縁がはじまりだとしても、なぜ大都市ポートランドが有田川という小さな地域に着手することを決めたのか?と一見不思議に思えるかもしれません。しかし、有井さんや山崎さんをはじめとするプロジェクトメンバーが変えようとしているのは、有田川の未来だけではないのです。

有田川という消滅可能地域として叫ばれるまちで「民間発信で官民一体となり地方創生を行う」という新たな取り組みが実現すれば、国内の消滅可能地域を救う一つの解決策を提案することができるようになります。さらに、他の先進国も恐らく今後同様の課題を抱えると想定すると、世界各国の類似問題に対して新たな打ち手を提案することができるようになります。有井さんや山崎さんは、その社会的インパクトを見据え、有田川を起点に新たな事例を実現しようとしているのです。

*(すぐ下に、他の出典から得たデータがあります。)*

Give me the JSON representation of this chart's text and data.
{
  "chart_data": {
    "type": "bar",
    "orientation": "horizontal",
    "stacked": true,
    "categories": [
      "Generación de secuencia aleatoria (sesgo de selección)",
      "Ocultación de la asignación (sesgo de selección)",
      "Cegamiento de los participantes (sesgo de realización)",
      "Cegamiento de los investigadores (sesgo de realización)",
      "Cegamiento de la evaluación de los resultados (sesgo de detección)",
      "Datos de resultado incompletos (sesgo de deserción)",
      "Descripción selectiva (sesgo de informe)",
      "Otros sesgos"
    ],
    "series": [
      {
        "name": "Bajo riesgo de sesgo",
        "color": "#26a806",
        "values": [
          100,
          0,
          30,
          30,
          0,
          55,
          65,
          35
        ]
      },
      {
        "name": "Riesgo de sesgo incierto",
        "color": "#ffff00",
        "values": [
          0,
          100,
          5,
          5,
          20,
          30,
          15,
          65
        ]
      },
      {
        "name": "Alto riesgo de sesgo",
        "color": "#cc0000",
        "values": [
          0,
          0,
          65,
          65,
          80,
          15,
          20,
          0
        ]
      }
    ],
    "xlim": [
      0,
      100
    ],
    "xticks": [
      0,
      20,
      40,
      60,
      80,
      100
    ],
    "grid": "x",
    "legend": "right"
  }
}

小さく見える一歩でも、きっとどこかに繋がっていくもの。自分の地元の魅力って何だろう?こんな取り組みをはじめたらもっと面白くなるかも?まずは、そんな会話を交わすところからでも構いません。

「誰か」じゃなくて「自分」から、「いつか」じゃなくて「今」から、できることをはじめてみませんか?

さあ一緒に、未来を変えにいきましょう。